Dipartimento di Medicina Clinica e Sperimentale, Università di Pisa, Gastroenterologia Pediatrica, Azienda Ospedaliera Universitaria Pisana, Pisa, Italy; Epatologia Pediatrica e Trapianto di fegato, ISMETT, University of Pittsburgh Medical Center, Palermo, Italy.

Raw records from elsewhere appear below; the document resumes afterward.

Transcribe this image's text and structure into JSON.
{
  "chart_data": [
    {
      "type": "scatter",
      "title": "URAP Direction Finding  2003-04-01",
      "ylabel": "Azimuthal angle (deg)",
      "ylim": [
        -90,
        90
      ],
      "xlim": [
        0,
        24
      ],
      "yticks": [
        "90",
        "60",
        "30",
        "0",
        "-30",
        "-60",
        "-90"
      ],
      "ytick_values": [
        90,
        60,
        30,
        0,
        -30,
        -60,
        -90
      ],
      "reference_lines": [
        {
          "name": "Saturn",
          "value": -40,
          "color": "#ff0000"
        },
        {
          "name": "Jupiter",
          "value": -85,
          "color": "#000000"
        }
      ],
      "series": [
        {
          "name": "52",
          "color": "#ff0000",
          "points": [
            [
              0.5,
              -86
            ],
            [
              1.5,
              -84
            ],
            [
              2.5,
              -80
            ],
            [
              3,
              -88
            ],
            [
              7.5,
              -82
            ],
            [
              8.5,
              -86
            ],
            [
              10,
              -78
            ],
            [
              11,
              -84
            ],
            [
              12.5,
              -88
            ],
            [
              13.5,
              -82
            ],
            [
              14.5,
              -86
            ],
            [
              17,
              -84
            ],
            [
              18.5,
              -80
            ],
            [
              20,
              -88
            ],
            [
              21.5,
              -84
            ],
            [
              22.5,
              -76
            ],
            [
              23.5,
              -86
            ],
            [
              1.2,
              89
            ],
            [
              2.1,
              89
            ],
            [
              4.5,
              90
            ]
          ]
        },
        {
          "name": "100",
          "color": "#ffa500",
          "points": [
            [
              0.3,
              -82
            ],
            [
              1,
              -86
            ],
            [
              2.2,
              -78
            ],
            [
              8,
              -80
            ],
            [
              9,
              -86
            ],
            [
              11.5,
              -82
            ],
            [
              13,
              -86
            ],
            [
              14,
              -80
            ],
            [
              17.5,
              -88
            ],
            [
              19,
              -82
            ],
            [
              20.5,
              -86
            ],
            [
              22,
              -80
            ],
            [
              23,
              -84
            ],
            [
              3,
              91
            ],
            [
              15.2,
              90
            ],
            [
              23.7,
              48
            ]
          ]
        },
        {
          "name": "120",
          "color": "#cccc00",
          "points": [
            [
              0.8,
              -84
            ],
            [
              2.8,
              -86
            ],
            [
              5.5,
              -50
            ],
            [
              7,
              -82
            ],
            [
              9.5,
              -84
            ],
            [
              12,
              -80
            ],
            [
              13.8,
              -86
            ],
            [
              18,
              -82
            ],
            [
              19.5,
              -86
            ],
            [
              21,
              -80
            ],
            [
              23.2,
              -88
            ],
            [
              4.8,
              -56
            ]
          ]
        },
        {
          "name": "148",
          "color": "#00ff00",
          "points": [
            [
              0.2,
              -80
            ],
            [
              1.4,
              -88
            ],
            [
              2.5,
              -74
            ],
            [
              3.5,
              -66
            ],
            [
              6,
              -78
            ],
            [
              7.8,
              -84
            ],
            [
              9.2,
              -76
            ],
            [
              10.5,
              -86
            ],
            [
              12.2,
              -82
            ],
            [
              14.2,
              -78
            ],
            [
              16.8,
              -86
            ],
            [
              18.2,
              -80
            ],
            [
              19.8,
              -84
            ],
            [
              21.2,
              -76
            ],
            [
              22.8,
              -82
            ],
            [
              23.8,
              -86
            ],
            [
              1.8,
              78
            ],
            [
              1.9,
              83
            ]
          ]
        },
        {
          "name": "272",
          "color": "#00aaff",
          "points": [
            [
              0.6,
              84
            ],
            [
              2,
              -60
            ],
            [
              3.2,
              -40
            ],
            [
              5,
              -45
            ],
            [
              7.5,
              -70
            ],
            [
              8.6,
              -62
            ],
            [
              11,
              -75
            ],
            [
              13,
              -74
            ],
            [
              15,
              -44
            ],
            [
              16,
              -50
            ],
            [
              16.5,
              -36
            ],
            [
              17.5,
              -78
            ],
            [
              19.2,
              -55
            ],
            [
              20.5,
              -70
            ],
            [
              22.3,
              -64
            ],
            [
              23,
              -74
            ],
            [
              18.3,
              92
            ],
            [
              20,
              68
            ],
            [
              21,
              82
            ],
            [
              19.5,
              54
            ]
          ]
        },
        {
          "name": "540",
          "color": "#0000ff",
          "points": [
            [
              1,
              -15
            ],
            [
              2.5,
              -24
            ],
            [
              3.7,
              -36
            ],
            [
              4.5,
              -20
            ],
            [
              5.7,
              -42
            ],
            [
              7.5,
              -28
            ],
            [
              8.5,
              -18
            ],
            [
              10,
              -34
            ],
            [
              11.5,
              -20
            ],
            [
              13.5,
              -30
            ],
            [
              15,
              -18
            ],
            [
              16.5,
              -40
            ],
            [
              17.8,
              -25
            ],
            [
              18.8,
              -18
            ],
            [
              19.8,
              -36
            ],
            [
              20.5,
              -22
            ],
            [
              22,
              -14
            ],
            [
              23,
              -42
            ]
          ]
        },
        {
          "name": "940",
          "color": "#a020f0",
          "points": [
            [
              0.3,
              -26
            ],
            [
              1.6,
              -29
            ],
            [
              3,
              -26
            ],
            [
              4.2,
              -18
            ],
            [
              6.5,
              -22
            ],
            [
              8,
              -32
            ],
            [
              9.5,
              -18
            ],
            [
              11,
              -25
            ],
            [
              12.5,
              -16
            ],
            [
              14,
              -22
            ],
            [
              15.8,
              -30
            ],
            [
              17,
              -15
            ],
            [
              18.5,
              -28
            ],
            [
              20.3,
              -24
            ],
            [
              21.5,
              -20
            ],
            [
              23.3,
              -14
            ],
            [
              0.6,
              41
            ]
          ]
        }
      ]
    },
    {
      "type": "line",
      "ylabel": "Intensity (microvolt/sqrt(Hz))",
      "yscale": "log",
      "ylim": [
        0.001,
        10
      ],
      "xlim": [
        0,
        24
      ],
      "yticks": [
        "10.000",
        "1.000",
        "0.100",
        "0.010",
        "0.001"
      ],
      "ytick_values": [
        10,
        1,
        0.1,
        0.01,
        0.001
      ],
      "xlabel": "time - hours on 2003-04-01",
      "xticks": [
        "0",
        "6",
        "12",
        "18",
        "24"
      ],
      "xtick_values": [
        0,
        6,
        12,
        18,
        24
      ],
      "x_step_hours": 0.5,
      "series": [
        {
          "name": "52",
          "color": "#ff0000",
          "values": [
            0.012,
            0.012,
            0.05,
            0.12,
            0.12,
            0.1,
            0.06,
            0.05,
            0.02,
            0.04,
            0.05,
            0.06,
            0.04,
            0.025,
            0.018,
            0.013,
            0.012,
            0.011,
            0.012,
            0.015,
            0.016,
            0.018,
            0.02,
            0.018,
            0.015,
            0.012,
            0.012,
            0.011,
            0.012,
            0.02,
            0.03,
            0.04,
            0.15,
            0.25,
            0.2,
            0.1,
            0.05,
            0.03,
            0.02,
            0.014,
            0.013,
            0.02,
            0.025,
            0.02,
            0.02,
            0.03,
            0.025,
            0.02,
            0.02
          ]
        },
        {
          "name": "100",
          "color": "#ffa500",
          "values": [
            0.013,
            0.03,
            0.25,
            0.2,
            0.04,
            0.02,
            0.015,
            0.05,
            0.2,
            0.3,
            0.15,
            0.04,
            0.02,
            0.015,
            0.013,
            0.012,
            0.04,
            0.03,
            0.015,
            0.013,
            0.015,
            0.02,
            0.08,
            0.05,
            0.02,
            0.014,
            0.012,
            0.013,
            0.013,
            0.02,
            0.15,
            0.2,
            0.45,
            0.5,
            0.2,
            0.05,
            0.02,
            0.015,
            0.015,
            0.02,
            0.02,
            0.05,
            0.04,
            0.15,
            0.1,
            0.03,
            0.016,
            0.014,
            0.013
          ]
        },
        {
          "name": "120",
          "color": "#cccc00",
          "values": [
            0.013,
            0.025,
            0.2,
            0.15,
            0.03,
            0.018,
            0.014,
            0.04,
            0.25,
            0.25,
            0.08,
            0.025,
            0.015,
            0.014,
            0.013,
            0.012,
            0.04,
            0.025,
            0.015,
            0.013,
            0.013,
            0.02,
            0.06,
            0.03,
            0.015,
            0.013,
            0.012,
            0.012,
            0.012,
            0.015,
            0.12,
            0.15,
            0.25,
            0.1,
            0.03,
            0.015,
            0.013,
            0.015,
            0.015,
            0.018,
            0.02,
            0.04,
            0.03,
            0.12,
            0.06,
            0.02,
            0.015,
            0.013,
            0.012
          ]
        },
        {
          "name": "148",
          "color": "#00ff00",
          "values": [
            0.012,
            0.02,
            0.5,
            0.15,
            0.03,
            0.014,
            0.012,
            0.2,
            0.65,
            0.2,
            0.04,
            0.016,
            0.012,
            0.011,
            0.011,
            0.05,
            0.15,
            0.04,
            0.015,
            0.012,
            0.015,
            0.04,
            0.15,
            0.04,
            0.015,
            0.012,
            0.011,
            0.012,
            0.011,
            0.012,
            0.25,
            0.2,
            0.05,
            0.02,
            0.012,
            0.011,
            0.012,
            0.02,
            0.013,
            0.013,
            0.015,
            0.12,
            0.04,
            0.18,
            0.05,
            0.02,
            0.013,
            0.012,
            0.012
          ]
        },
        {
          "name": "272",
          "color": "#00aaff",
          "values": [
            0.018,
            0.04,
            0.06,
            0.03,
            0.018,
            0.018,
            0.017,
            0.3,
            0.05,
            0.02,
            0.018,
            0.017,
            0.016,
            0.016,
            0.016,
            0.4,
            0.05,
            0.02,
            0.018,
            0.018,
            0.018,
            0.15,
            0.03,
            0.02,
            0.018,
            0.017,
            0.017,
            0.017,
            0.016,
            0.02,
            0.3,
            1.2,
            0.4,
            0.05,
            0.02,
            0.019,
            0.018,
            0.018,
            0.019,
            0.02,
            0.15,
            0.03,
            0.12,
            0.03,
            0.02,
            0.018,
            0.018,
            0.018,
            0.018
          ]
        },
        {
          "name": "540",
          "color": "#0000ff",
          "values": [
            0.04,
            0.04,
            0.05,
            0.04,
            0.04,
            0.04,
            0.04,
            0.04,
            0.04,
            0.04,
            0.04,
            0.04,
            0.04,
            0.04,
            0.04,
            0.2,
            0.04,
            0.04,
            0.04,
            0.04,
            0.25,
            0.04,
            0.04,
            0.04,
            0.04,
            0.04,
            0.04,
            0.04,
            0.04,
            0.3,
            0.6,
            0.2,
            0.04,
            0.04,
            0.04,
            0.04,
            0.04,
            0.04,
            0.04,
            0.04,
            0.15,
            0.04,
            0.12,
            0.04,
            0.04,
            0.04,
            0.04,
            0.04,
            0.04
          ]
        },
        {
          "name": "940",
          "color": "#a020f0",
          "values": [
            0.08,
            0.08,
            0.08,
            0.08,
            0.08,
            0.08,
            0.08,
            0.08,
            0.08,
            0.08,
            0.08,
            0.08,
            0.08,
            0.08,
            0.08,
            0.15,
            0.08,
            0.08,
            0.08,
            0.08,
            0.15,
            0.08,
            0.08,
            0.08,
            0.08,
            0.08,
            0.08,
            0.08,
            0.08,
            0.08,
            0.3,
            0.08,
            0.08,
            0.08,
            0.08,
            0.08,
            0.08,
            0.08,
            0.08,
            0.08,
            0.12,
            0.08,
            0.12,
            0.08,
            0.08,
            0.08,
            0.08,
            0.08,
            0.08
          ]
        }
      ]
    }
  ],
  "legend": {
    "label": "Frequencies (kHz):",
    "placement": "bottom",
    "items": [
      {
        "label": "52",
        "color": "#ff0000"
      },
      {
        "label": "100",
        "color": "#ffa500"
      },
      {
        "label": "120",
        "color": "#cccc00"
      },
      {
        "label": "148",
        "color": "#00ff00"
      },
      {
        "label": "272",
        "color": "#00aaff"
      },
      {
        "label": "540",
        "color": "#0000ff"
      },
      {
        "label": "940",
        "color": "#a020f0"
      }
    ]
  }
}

Hématologie/Greffe de Moelle, INSERM U 1160 AP-HP, Université Paris VII, Hôpital Saint Louis, Paris, France.

出版信息

Dig Liver Dis. 2016 Jul;48(7):785-91. doi: 10.1016/j.dld.2016.03.015. Epub 2016 Mar 28.

Abstract

BACKGROUND

A few children with acute or chronic liver disease display histological features compatible with autoimmune hepatitis, but lack specific serological markers.

AIM

To describe features, management and outcome of childhood seronegative autoimmune hepatitis.

METHODS

From 1988 to 2010, 38 children were included under the following criteria: negative virological studies, no serum autoantibodies, exclusion of other causes of liver diseases, and liver histology compatible with autoimmune hepatitis.

RESULTS

Four groups were identified: (1) 12 with increased serum gamma globulin concentrations; (2) 10 with normal or low serum gamma globulins and no combined blood disease; (3) 10 with combined aplastic anemia; and (4) 6 with peripheral thrombocytopenia with/without neutropenia. Immunosuppressive treatment was associated with aminotransferases normalization in all but one child who required liver transplantation. Relapses occurred in 10 children. Lymphocytopenia was found at the time of the diagnosis of hepatitis in 13 children, 12 in groups 3 or 4. All 38 children are alive after 4-17 years, 18 still under immunosuppression.

CONCLUSIONS

Childhood seronegative autoimmune hepatitis includes a spectrum of disorders. Early liver histology is recommended and, if compatible with autoimmune hepatitis, immunosuppressive treatment should be started. Initial lymphocytopenia may indicate future hematological complication.

摘要

背景

一些患有急性或慢性肝病的儿童表现出与自身免疫性肝炎相符的组织学特征,但缺乏特异性血清学标志物。

目的

描述儿童血清阴性自身免疫性肝炎的特征、治疗及预后。

方法

1988年至2010年,纳入38名儿童,符合以下标准:病毒学研究阴性、无血清自身抗体、排除其他肝病病因且肝脏组织学与自身免疫性肝炎相符。

结果

分为四组:(1)12名血清γ球蛋白浓度升高;(2)10名血清γ球蛋白正常或降低且无合并血液系统疾病;(3)10名合并再生障碍性贫血;(4)6名伴有外周血小板减少伴或不伴中性粒细胞减少。除1名需要肝移植的儿童外,免疫抑制治疗均使转氨酶恢复正常。10名儿童复发。13名儿童在肝炎诊断时发现淋巴细胞减少,其中12名在第3组或第4组。38名儿童在4至17年后均存活,18名仍在接受免疫抑制治疗。

结论

儿童血清阴性自身免疫性肝炎包括一系列疾病。建议早期进行肝脏组织学检查,若与自身免疫性肝炎相符,应开始免疫抑制治疗。初始淋巴细胞减少可能预示未来的血液学并发症。